The baking and brewing facilities of the two guest
houses, for example, include cooking facilities, an acknowledgement
of the differing dietary requirements for guests
and monks. Thus, it is seen that the need for three separate
bake and brew houses in the monastery was unavoidable,
because of the different diets involved for the three classes
of men—fuedal lords, paupers and monks—who were to
be served by these separate facilities. Differentiation in the
type and quality of bread is well attested.[551] It is not unreasonable
to assume that similar distinctions entailed the
production of different types and qualities of beer. In an
article dealing with hops and its history Charles Dimont
points out that "it was the monks who began the classification
of beer by its strength into prima, secunda, and
tertia (which simplified into the categories `X', `XX'
and `XXX', are used even today) and that this tradition
of producing different qualities of beer was carried on in
the universities and colleges which brewed their own
specialities such as `Chancellor', `Audit', and `Archdeacon'."[552]

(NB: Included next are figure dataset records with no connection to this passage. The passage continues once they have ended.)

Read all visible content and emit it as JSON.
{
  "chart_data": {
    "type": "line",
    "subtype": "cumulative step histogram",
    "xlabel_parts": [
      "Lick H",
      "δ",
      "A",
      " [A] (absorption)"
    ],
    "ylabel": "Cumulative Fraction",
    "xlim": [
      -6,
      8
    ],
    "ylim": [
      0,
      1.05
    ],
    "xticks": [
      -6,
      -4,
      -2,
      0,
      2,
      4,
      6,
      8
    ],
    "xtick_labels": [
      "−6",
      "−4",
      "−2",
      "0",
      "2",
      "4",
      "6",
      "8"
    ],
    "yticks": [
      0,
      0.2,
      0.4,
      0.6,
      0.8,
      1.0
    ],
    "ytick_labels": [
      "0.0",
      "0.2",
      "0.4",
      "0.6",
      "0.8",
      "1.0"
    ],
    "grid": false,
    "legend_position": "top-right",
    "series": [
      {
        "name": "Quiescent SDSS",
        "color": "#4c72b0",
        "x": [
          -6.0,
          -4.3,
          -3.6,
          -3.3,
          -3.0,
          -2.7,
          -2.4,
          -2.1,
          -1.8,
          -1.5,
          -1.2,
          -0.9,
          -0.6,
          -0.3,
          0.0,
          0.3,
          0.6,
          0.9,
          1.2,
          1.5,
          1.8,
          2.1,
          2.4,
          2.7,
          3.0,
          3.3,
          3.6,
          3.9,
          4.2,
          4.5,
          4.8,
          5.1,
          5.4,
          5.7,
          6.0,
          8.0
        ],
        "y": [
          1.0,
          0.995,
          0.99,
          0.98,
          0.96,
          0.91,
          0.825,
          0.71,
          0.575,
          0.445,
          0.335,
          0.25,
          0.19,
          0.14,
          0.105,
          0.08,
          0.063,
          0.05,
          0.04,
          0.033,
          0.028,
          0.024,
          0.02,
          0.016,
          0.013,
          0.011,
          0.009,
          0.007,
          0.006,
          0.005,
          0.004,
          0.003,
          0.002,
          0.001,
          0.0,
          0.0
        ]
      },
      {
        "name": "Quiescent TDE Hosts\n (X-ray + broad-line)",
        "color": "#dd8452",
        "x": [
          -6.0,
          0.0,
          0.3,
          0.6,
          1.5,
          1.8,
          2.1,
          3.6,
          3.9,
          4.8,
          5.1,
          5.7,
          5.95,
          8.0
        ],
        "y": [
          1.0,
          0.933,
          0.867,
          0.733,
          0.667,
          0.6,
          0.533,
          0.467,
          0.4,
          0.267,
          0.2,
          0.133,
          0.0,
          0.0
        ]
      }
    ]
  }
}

The Bake and Brew House for Distinguished Guests is
provided with additional space, apparently for storage, in
the form of two lean-to's on the entrance side. Despite the
larger numbers it served, the oven of this installation is
no larger than that in the Bake and Brew House for Pilgrims
and Paupers; at 7½ feet it is smaller in diameter by
one fourth than the monks' oven (dia. = 10 feet), but
therefore more quickly and easily brought to baking heat
after standing cold during periods of disuse. The relation
in the subordinate installations of baking to brewing
facilities is such that the ovens could have served to control
the temperatures for successful brewing, as was likely done
in the Monks' Bake and Brew House, a discussion of which
follows.

 
[551]

See Abbot Adalhard's directives concerning the various types of
bread, below, pp. 257-58. For other dietary distinctions, especially, concerning
the consumption of meat, see I, 275-79; and below, p. 264.

[552]

Dimont, 1954, 470; (unfortunately without reference to any historical
sources); the article was brought to my attention by Lynn White.